A lobbyist group associated with the cable and internet industries have joined forces with a group of pharmaceutical companies and the Association of National Advertisers in an effort to contest a new regulation that forces prescription drug companies to advertise their list price when creating online or television commercials, according to the Media Post.
The Internet & Television Association allied themselves with several drug manufacturers and the ANA after submitting a ‘friend-of-the-court’ brief with the D.C. Circuit Court of Appeals on Tuesday.
“More than merely affecting pharmaceutical companies, the rule also affects the First Amendment rights of cable networks and systems,” the Internet & Television Association wrote in the brief obstained by Media Post. “By requiring disclosure of a prescription drug’s wholesale cost, the rule effectively prevents cable networks and systems from carrying advertisements that do not include that information.”
Big Pharma companies Merck, Eli Lilly and Amgen began the campaign against the drug price disclosure mandate after The U.S. Department of Health and Human Services implemented the new rule that requires all prescription drug companies to incorporate wholesale price information for their drugs when running ads.

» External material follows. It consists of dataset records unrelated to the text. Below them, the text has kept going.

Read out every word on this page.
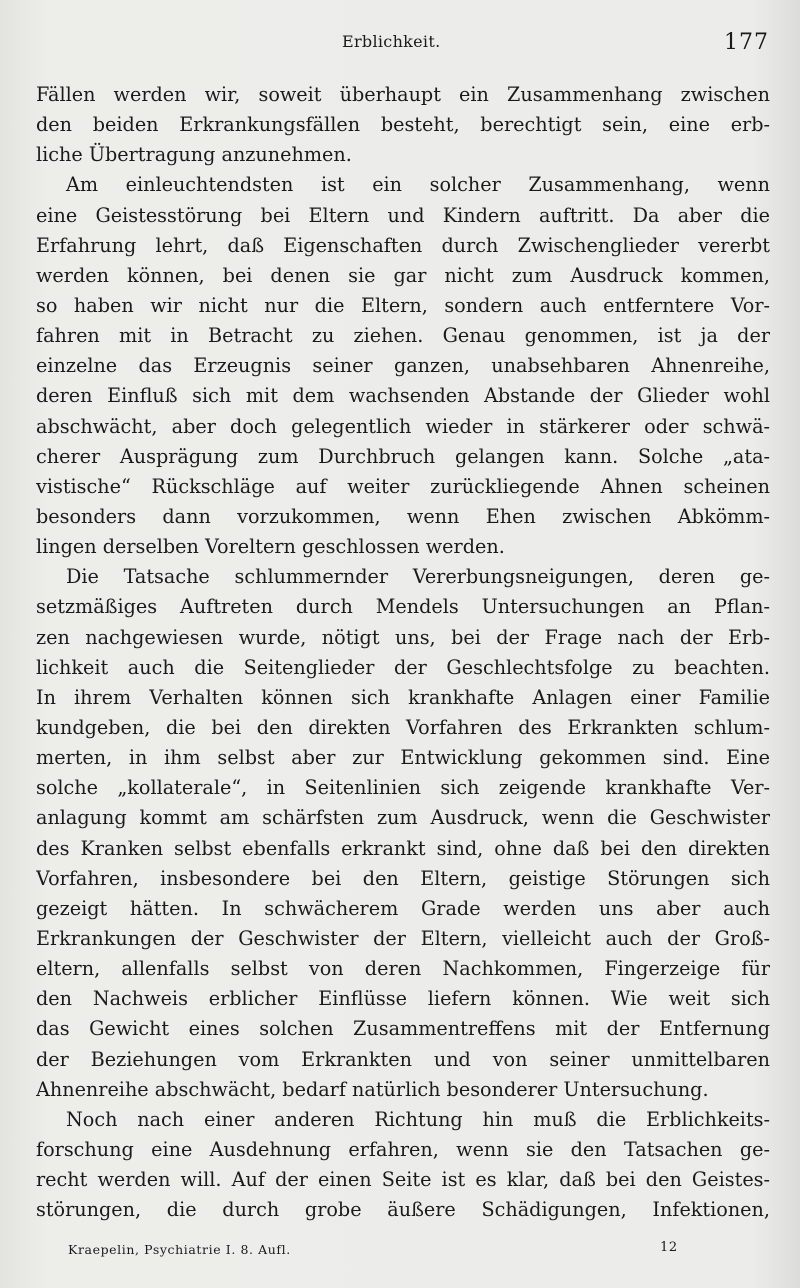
Erblichkeit.	177
Fällen werden wir, soweit überhaupt ein Zusammenhang zwischen
den beiden Erkrankungsfällen besteht, berechtigt sein, eine erb-
liche Übertragung anzunehmen.
Am einleuchtendsten ist ein solcher Zusammenhang, wenn
eine Geistesstörung bei Eltern und Kindern auftritt. Da aber die
Erfahrung lehrt, daß Eigenschaften durch Zwischenglieder vererbt
werden können, bei denen sie gar nicht zum Ausdruck kommen,
so haben wir nicht nur die Eltern, sondern auch entferntere Vor-
fahren mit in Betracht zu ziehen. Genau genommen, ist ja der
einzelne das Erzeugnis seiner ganzen, unabsehbaren Ahnenreihe,
deren Einfluß sich mit dem wachsenden Abstande der Glieder wohl
abschwächt, aber doch gelegentlich wieder in stärkerer oder schwä-
cherer Ausprägung zum Durchbruch gelangen kann. Solche „ata-
vistische“ Rückschläge auf weiter zurückliegende Ahnen scheinen
besonders dann vorzukommen, wenn Ehen zwischen Abkömm-
lingen derselben Voreltern geschlossen werden.
Die Tatsache schlummernder Vererbungsneigungen, deren ge-
setzmäßiges Auftreten durch Mendels Untersuchungen an Pflan-
zen nachgewiesen wurde, nötigt uns, bei der Frage nach der Erb-
lichkeit auch die Seitenglieder der Geschlechtsfolge zu beachten.
In ihrem Verhalten können sich krankhafte Anlagen einer Familie
kundgeben, die bei den direkten Vorfahren des Erkrankten schlum-
merten, in ihm selbst aber zur Entwicklung gekommen sind. Eine
solche „kollaterale“, in Seitenlinien sich zeigende krankhafte Ver-
anlagung kommt am schärfsten zum Ausdruck, wenn die Geschwister
des Kranken selbst ebenfalls erkrankt sind, ohne daß bei den direkten
Vorfahren, insbesondere bei den Eltern, geistige Störungen sich
gezeigt hätten. In schwächerem Grade werden uns aber auch
Erkrankungen der Geschwister der Eltern, vielleicht auch der Groß-
eltern, allenfalls selbst von deren Nachkommen, Fingerzeige für
den Nachweis erblicher Einflüsse liefern können. Wie weit sich
das Gewicht eines solchen Zusammentreffens mit der Entfernung
der Beziehungen vom Erkrankten und von seiner unmittelbaren
Ahnenreihe abschwächt, bedarf natürlich besonderer Untersuchung.
Noch nach einer anderen Richtung hin muß die Erblichkeits-
forschung eine Ausdehnung erfahren, wenn sie den Tatsachen ge-
recht werden will. Auf der einen Seite ist es klar, daß bei den Geistes-
störungen, die durch grobe äußere Schädigungen, Infektionen,
Kraepelin, Psychiatrie I. 8. Aufl.	12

All three drug manufacturers, alongside the Association of National Advertisers, sued earlier this year to block the mandate, claiming that the Health and Human Services agency did not have the power to impose the rule while also arguing that a drugs list price is often higher than out-of-pocket costs.
U.S. District Court Judge Amit Mehta blocked the mandate in June due to the fact that the agency did in fact overstep its authority when imposing such regulations on the prescription drug market.
Meanwhile, the White House is appealing the District Court’s decision, reasoning that the rule is in fact warranted due to the government’s power in administering Medicaid and Medicare.
The Internet & Television Association is now advocating the appellate court to uphold blocking the mandate, arguing that the drug price-disclosure mandate is a violation of cable providers’ free speech rights, with the group arguing that the rule forces cable companies “to convey a controversial message against their will, in violation of their First Amendment rights,” the group wrote in Tuesday’s brief according to Media Post's report.
“Although NCTA takes no position on the public policy debate regarding drug pricing and access to health care, the issues in this appeal affect the First Amendment rights of cable systems and networks because the rule’s disclosure requirements apply to advertisements on cable and streaming television platforms,” the organization argued.
The NCTA echoed the ANA’s argument stating that forcing companies to advertise a drugs list price is not relevant to what consumers will actually pay in term of drug costs.
While most cable providers have previously adopted a relatively broad opinion when it comes to free speech and the First Amendment, much of that changed several years ago when those same cable companies eventually came to see the Obama-era net neutrality rules as outright violations of their First Amendment rights.